Manipur in turmoil as breakthrough elusive
GUNBATTLES between the security forces and militants have heightened tensions in Manipur. Police personnel have succumbed to militant attacks in the border town of Moreh in Tengnoupal district. Three personnel of the Border Security Force (BSF) were injured when gunmen tried to storm the police headquarters in Thoubal district late on Wednesday night.
An exhausted state machinery, devoid of novel tactics, is merely attempting to stave off terror strikes and is falling prey to newer, belligerent manoeuvres. The militants, having sophisticated weaponry which they have been allowed to retain, are waging a new form of urban warfare. The attacks have also diverted attention from Congress leader Rahul Gandhi’s Bharat Jodo Nyay Yatra in the North-East.
In what is proving to be an unending cycle of violence, Manipur has been witnessing an exchange of fire between suspected Kuki militants and members of the India Reserve Battalion in Moreh. Two commandos were killed in a gunfight earlier this week.
Resistant to various counter-insurgency interventions, the situation in Manipur is putting the Indian state to a stern test. The fact that the BJP is in power both in Imphal and New Delhi has not helped matters. Indeed, it has only worsened the situation, with dubious political patronage being extended to people who should have been dealt with firmly to bring the situation under control.
A hostile ethnic divide, ordained by the incongruities of the state’s geography, had been tolerated even before Manipur became a part of the Indian union. Laws peculiar to the land that divided the hills and the valley had always been a matter of concern for the majority Meitei community. But dissonance never came out into the open. Indeed, in the past, there had been ‘islands’ of pacifism when a Naga (Rishang Keishing) had become the Chief Minister. It is also part of the Meitei lore that a valley wedding always had a hill component and a Meitei couple entering into wedlock had to undergo a certain undemanding but important ceremony with the Tangkhul community before the marriage could be solemnised. But much has changed in recent times. Indeed, Nagas have battled in the past over land, and Meiteis (although not overtly) had always complained about unequal rights that provided for tribals to purchase land and property without reciprocation for the former. This, according to the accounts of many valley residents, is the root of the problem. On the other hand, the fact that the Manipur High Court order sought to correct the anomaly was unacceptable to the hill tribes.
Following the outbreak of violence last year, this writer toured Manipur. Visiting charred Kuki hamlets in Imphal and surrounding areas and journeying to the hills of Churachandpur, it became evident that the divide was complete. Meetings with civil society leaders of Meitei and Kuki communities, as also security forces, traders and journalists of the state, drew a dismal, distressing picture. It seemed obvious that peace would not return to the ‘Land of Emeralds’ (Manipur) unless there was out-of-the-box thinking to deal with the divisions between the warring communities.

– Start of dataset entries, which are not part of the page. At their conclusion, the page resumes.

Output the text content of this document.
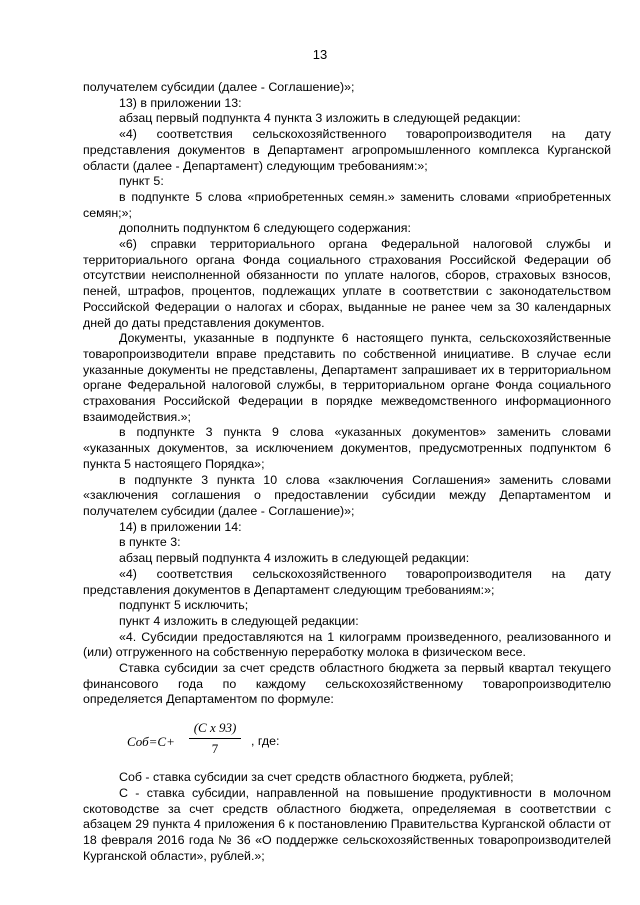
13

получателем субсидии (далее - Соглашение)»;

13) в приложении 13:

абзац первый подпункта 4 пункта 3 изложить в следующей редакции:

«4) соответствия сельскохозяйственного товаропроизводителя на дату представления документов в Департамент агропромышленного комплекса Курганской области (далее - Департамент) следующим требованиям:»;

пункт 5:

в подпункте 5 слова «приобретенных семян.» заменить словами «приобретенных семян;»;

дополнить подпунктом 6 следующего содержания:

«6) справки территориального органа Федеральной налоговой службы и территориального органа Фонда социального страхования Российской Федерации об отсутствии неисполненной обязанности по уплате налогов, сборов, страховых взносов, пеней, штрафов, процентов, подлежащих уплате в соответствии с законодательством Российской Федерации о налогах и сборах, выданные не ранее чем за 30 календарных дней до даты представления документов.

Документы, указанные в подпункте 6 настоящего пункта, сельскохозяйственные товаропроизводители вправе представить по собственной инициативе. В случае если указанные документы не представлены, Департамент запрашивает их в территориальном органе Федеральной налоговой службы, в территориальном органе Фонда социального страхования Российской Федерации в порядке межведомственного информационного взаимодействия.»;

в подпункте 3 пункта 9 слова «указанных документов» заменить словами «указанных документов, за исключением документов, предусмотренных подпунктом 6 пункта 5 настоящего Порядка»;

в подпункте 3 пункта 10 слова «заключения Соглашения» заменить словами «заключения соглашения о предоставлении субсидии между Департаментом и получателем субсидии (далее - Соглашение)»;

14) в приложении 14:

в пункте 3:

абзац первый подпункта 4 изложить в следующей редакции:

«4) соответствия сельскохозяйственного товаропроизводителя на дату представления документов в Департамент следующим требованиям:»;

подпункт 5 исключить;

пункт 4 изложить в следующей редакции:

«4. Субсидии предоставляются на 1 килограмм произведенного, реализованного и (или) отгруженного на собственную переработку молока в физическом весе.

Ставка субсидии за счет средств областного бюджета за первый квартал текущего финансового года по каждому сельскохозяйственному товаропроизводителю определяется Департаментом по формуле:

Соб=С+
(С х 93)
7	, где:

Соб - ставка субсидии за счет средств областного бюджета, рублей;

С - ставка субсидии, направленной на повышение продуктивности в молочном скотоводстве за счет средств областного бюджета, определяемая в соответствии с абзацем 29 пункта 4 приложения 6 к постановлению Правительства Курганской области от 18 февраля 2016 года № 36 «О поддержке сельскохозяйственных товаропроизводителей Курганской области», рублей.»;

But even as the powers that be dither, the problem becomes murkier. Political parties are trying to derive mileage out of people’s misery. I witnessed a heart-wrenching scene in a Vaiphei relief camp — infants clinging to mothers who were unable to lactate due to malnutrition. Abductions, unsavoury acts against women and butchery have become the norm.
The entry of insurgents from across Myanmar has added to the crisis. Though the government has been able to bring over ground a faction of the United National Liberation Front (UNLF-Pambei), the fact is that the Group of Five continues to billet itself in three clusters of Sagaing division.
Apart from members of the Koireng faction of the UNLF, the People’s Liberation Army (Manipur), People’s Revolutionary Party of Kangleipak (two factions), Kanglei Yawol Kanna Lup and the Kangleipak Communist Party are residents of these clusters. These groups, aided and abetted by Chinese masters, are entering Manipur from Myanmar. It has been learnt that even the National Socialist Council of Nagaland (Isak-Muivah) or NSCN-IM, which is in dialogue with the Indian government, is helping them enter India via the Somra tracts of Sagaing division.
In the meantime, the Suspension of Operations (SoO) groups, comprising Kuki formations that had entered into a ceasefire agreement with the security forces several years ago (and had continued to hold arms), are battling Meitei insurgent groups as well as the security forces. It is a faction of the SoO group that killed a police commando earlier this week.
Manipur is being torn apart by warring insurgents. Groups such as Arambai Tenggol and Meetei Lipun have sworn to restore Meitei supremacy over what was once a Meitei-ruled princely state. Better sense can prevail only if the state shows firm resolve.
The Inspector General of Assam Rifles (South), Maj Gen Rajan Sharawat, at a meeting hosted by him in Imphal, made a suggestion: Six representatives each from the Meitei and Kuki communities could be airlifted to a place such as Guwahati or Shillong, where a conclave could be held as part of efforts to achieve a breakthrough.
It remains to be seen how the people who were present at the meeting and listening attentively would act. As Paul Von Hindenburg once said, “In war, only the simple succeeds.”